There’s no doubt that the wholly uptempo nature of the tune is in keeping with that much later KLF material which brought fame and fortune, not to mention infamy after the burning of £1,000,000. But at the time, it was simply a way of drawing the ‘career’ of the JAMMs to an end and the next thing that Bill Drummond and Jimmy Cauty would go and do is record and release a novelty single as The Timelords that became a surprise #1 hit.
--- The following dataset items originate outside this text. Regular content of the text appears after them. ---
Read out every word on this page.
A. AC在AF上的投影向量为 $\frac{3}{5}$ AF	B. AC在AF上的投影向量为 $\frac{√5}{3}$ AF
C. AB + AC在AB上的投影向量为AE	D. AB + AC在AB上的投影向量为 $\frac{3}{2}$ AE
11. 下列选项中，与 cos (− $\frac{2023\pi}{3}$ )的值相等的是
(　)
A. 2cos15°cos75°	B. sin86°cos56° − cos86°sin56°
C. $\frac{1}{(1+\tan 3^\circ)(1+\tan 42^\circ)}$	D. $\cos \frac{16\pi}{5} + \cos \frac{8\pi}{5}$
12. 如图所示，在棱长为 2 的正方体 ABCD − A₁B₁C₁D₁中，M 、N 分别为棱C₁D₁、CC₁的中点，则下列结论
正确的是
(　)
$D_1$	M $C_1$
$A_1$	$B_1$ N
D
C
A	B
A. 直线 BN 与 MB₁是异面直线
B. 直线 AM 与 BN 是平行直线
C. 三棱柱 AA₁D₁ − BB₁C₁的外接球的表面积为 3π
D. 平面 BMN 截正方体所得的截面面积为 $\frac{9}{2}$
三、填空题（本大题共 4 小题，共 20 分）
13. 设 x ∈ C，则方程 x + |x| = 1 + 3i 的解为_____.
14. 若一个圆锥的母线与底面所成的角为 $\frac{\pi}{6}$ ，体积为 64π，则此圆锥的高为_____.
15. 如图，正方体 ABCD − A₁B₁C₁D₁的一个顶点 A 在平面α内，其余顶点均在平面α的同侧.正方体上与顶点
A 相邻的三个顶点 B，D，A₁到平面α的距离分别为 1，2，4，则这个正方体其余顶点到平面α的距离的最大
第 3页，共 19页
The subject matter of Burn The Bastards is the debut JAMMs LP 1987 (What the Fuck Is Going On?) which had been produced using extensive unauthorised samples in a very crude and elementary way – eventually a complaint from ABBA about the use of Dancing Queen led to an order from the bosses in the music industry for all remaining copies of the album to be firstly withdrawn and then destroyed. Drummond and Cauty took legal advice but were told it would cost a minimum of £20,000 to defend in court and they had little chance of winning.
They complied but in ways that were often unorthodox such as throwing them into the sea off the coast of Sweden after a well-publicised but totally futile attempt to have ABBA’s management change their minds. The records overboard event had come after they had illegally gone into a farmer’s field outside of Stockholm and set fire to copies of the record – only to be forcibly removed with the threat of arrest by the police (it’s even been suggested they were chased out of the field by the farmer brandishing a shotgun). An image of the bonfire was used on the sleeve of the second LP.
Making great use of Dance to The Music by Sly and the Family Stone (along with a cheeky wee swipe of Bad by Michael Jackson), this single is an absolute hoot and infectiously danceable. If Bill’s rough Scottish brogue is too much for you, then get yourself moving to the instrumental b-side:-
The single vanished without a trace.